Gehen Sie den Ursachen nach, warum das so ist. Dabei helfen im ersten Schritt die Plan-Ist-Vergleiche und die entsprechenden Diagramme aus der Excel-Vorlage.
Darüber hinaus können Sie einzelne Aspekte im Prozess und den einzelnen Teilprozessen genauer unter die Lupe nehmen. Sie können prüfen, welche Faktoren eines Prozessauslösers die Kosten „in die Höhe treiben“. Nutzen Sie dazu die folgende Vorlage.
Mit der folgenden Vorlage prüfen Sie die Ressourcen, die Sie in Ihrem Prozess nutzen. Einige davon sind mit hohen Kosten verbunden. Prüfen Sie mit der Vorlage, in welchem Umfang eine Ressource im Prozess eingesetzt wird und welche Kosten die einzelne Ressource damit verursacht.
Wirtschaftlichkeit eines Prozesses analysieren und Verbesserungspotenziale erkennen
Vergleichen Sie schließlich die Prozessleistungen und die Prozesskosten miteinander:
- Wo sind die Kosten besonders hoch?
- Welche Leistungen werden dort erbracht?
- Wo ist das Verhältnis zwischen Leistung und Kosten nicht angemessen?
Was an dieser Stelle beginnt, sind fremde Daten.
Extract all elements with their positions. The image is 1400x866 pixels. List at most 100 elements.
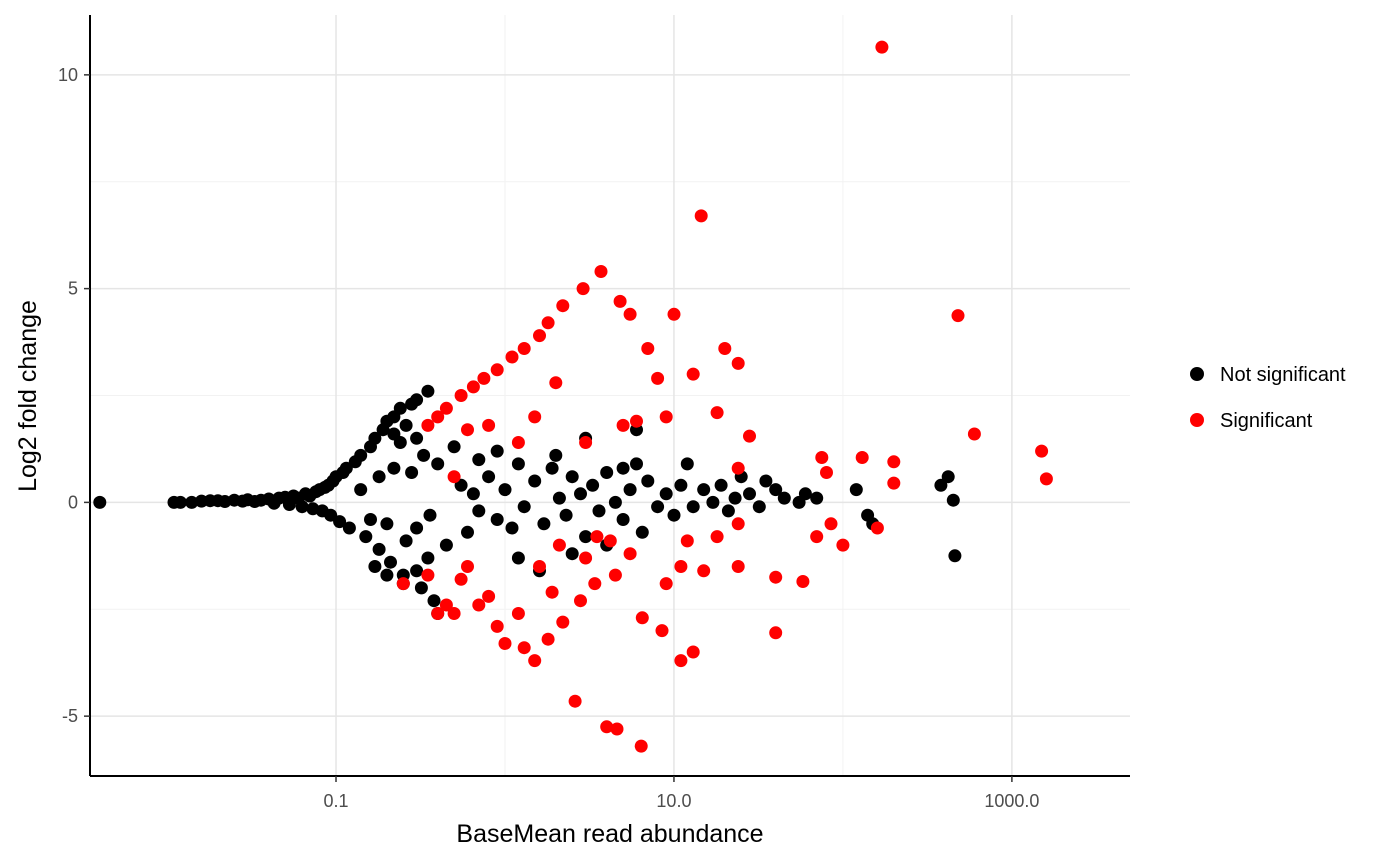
data-point bbox=[482, 589, 496, 603]
data-point bbox=[659, 410, 673, 424]
data-point bbox=[545, 585, 559, 599]
data-point bbox=[565, 547, 579, 561]
data-point bbox=[472, 453, 486, 467]
data-point bbox=[505, 521, 519, 535]
data-point bbox=[372, 470, 386, 484]
axis-ticks: 0.1 10.0 1000.0 -5 0 5 10 bbox=[58, 65, 1039, 811]
data-point bbox=[941, 470, 955, 484]
data-point bbox=[588, 577, 602, 591]
data-point bbox=[549, 448, 563, 462]
data-point bbox=[556, 299, 570, 313]
data-point bbox=[641, 342, 655, 355]
data-point bbox=[528, 654, 542, 668]
data-point bbox=[552, 538, 566, 552]
data-point bbox=[1039, 472, 1053, 486]
data-point bbox=[680, 534, 694, 548]
x-tick-label: 1000.0 bbox=[984, 791, 1039, 811]
data-point bbox=[849, 483, 863, 497]
y-tick-label: 10 bbox=[58, 65, 78, 85]
data-point bbox=[731, 560, 745, 573]
data-point bbox=[533, 560, 546, 573]
data-point bbox=[342, 521, 356, 535]
data-point bbox=[541, 632, 555, 646]
data-point bbox=[579, 551, 593, 565]
data-point bbox=[887, 476, 901, 490]
data-point bbox=[769, 483, 783, 497]
data-point bbox=[533, 329, 546, 343]
x-tick-label: 10.0 bbox=[656, 791, 691, 811]
data-point bbox=[875, 40, 889, 54]
data-point bbox=[752, 500, 766, 514]
data-point bbox=[295, 500, 309, 514]
data-point bbox=[559, 508, 573, 522]
data-point bbox=[410, 393, 424, 407]
data-point bbox=[482, 470, 496, 484]
data-point bbox=[613, 294, 627, 308]
legend-key bbox=[1190, 367, 1204, 381]
data-point bbox=[616, 461, 630, 475]
data-point bbox=[796, 575, 810, 588]
data-point bbox=[396, 577, 410, 591]
data-point bbox=[651, 500, 665, 514]
data-point bbox=[399, 418, 413, 432]
data-point bbox=[616, 418, 630, 432]
data-point bbox=[537, 517, 551, 531]
data-point bbox=[511, 436, 525, 449]
data-point bbox=[810, 530, 824, 544]
data-point bbox=[384, 555, 397, 569]
data-point bbox=[421, 418, 435, 432]
data-point bbox=[674, 654, 688, 668]
data-point bbox=[447, 607, 461, 620]
data-point bbox=[579, 436, 593, 449]
data-point bbox=[511, 607, 525, 620]
data-point bbox=[855, 451, 869, 464]
data-point bbox=[498, 637, 512, 650]
data-point bbox=[600, 720, 614, 734]
data-point bbox=[721, 504, 735, 518]
data-point bbox=[820, 466, 833, 479]
data-point bbox=[399, 534, 413, 548]
data-point bbox=[405, 466, 419, 479]
data-point bbox=[836, 538, 850, 552]
data-points bbox=[93, 40, 1053, 753]
data-point bbox=[368, 560, 382, 573]
data-point bbox=[731, 461, 745, 475]
data-point bbox=[466, 487, 480, 501]
data-point bbox=[623, 483, 637, 497]
data-point bbox=[421, 384, 435, 398]
data-point bbox=[393, 401, 407, 415]
data-point bbox=[887, 455, 901, 469]
data-point bbox=[454, 389, 468, 402]
data-point bbox=[93, 495, 107, 509]
data-point bbox=[545, 461, 559, 475]
data-point bbox=[431, 410, 445, 424]
data-point bbox=[364, 513, 377, 526]
data-point bbox=[490, 513, 504, 526]
data-point bbox=[421, 551, 435, 565]
data-point bbox=[431, 457, 445, 471]
data-point bbox=[431, 607, 445, 620]
data-point bbox=[714, 478, 728, 492]
data-point bbox=[185, 495, 199, 509]
data-point bbox=[798, 487, 812, 501]
data-point bbox=[482, 418, 496, 432]
data-point bbox=[946, 493, 960, 507]
data-point bbox=[667, 508, 681, 522]
data-point bbox=[579, 530, 593, 544]
data-point bbox=[651, 371, 665, 385]
data-point bbox=[769, 626, 783, 640]
data-point bbox=[387, 427, 401, 441]
legend-label: Not significant bbox=[1220, 364, 1346, 386]
data-point bbox=[368, 431, 382, 445]
data-point bbox=[517, 500, 531, 514]
data-point bbox=[410, 521, 424, 535]
data-point bbox=[810, 491, 824, 505]
data-point bbox=[731, 356, 745, 370]
data-point bbox=[472, 598, 486, 612]
data-point bbox=[414, 581, 428, 595]
data-point bbox=[439, 538, 453, 552]
data-point bbox=[635, 611, 649, 625]
data-point bbox=[680, 457, 694, 471]
series-significant bbox=[396, 40, 1053, 753]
- Welche Folgen hat dies für die Wirtschaftlichkeit und Produktivität des gesamten Prozesses?
- Was sind die Ursachen für die schlechte Produktivität?
- Wie können Sie die Produktivität verbessern?
Wenn Sie erkennen, dass ein Prozess unnötig hohe Kosten verursacht und die Prozess-Produktivität schlecht ist, müssen Sie die Ursachen und Gründe dafür ermitteln. Dazu führen Sie eine Schwachstellenanalyse durch.